Ronald S. LeFever ’70, ’71 ScM, of Easton, Pa.; May 28, from complications of prostate cancer. His landmark MIT thesis in 1982 on myoelectrical signaling was lauded internationally and went on to be a cornerstone in research in this area. He was a professor in his early years and later made his mark in the communications technology world with his work in defense contracting and cellular location services. He also worked for the Harris Corporation in the 1980s. He enjoyed problem solving and fixing anything broken. He is survived by his wife, Linda Brad; two daughters; a son; two sons-in-laws; five stepchildren; 13 grandchildren; and his former wife, Catherine LeFever.
Mary Margaret Hamill ’71 MAT, of Lakeway, Tex., formerly of Boothwyn and Media, Pa.; Mar. 6. She taught at Penncrest High School in Media for 42 years. Proud of her Irish heritage, she traveled to Ireland to find her family, whom she grew close to over many decades of visits. She is survived by a sister and two brothers.
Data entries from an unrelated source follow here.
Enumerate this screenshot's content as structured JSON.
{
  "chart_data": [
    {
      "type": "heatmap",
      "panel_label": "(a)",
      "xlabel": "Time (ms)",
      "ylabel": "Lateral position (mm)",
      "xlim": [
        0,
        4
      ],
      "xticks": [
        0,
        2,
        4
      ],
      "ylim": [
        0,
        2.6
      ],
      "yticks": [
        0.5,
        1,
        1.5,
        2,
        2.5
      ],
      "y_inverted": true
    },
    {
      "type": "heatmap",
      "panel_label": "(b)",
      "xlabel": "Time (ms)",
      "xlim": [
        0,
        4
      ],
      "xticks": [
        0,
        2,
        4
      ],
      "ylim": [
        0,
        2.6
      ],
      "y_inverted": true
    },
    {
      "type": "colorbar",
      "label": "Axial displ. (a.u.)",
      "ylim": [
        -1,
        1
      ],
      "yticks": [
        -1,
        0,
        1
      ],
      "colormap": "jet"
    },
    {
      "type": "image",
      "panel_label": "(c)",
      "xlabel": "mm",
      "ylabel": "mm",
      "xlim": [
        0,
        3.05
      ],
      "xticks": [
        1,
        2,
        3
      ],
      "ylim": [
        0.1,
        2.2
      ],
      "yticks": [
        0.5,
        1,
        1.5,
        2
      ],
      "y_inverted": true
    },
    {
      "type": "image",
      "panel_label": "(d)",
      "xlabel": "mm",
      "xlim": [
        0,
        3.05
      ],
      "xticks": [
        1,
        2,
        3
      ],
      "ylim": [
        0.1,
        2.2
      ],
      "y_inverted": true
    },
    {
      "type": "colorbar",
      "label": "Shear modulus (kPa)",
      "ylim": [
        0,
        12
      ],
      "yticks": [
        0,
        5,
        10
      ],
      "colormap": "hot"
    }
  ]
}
Patricia M. Euart ’71 AM, ’75 PhD, of Cranston, R.I.; Jan. 30. She taught at Rhode Island College and the Community College of Rhode Island. She published numerous articles, some in the Providence Journal, and a book of poetry. She enjoyed riding her horse and painting. She is survived by a sister.
Russell A. Ekeblad ’68, ’71 PhD, of Portsmouth, R.I. and Jupiter, Fla.; Dec. 12. He was one of the leading U.S. bridge players for the past 40 years, with five major National American Bridge Championship wins and six second place finishes. He earned the rank of Grand Life Master of the American Contract Bridge League. He served in the U.S. Coast Guard and, following his military service, married and founded Kenilworth Creations, a supplier of custom jewelry to women’s specialty stores. He was an active member of his community, served on the board of Moses Brown School, and enjoyed boating, traveling, and playing golf. He is survived by three children and their spouses; two grandchildren; a sister; and a niece.
Judith Wolder Rosenthal ’67, ’71 PhD, of Edison, N.J.; Jan. 4. She taught biology at Kean University in Union, N.J., for more than 35 years and served as an administrator in 1995. She received a master’s degree in bilingual education in 1995 and at the time of her death was studying to become proficient in Yiddish and working on publishing her third book, Early Jewish Women Lawyers c.1900. She was involved with the Washington State Jewish Historical Society and was a member of a Spanish language book club. She was a collector of indigenous and tribal masks and enjoyed traveling the world. She is survived by a daughter, two sisters, and a brother.
Joan M. Reitzel ’71 PhD, of Venice, Calif.; May 25. Over the course of her career she worked as a college professor and a banker and retired as a grant worker for the City of Los Angeles Parks & Recreation Department. She is survived by a sister and two cousins.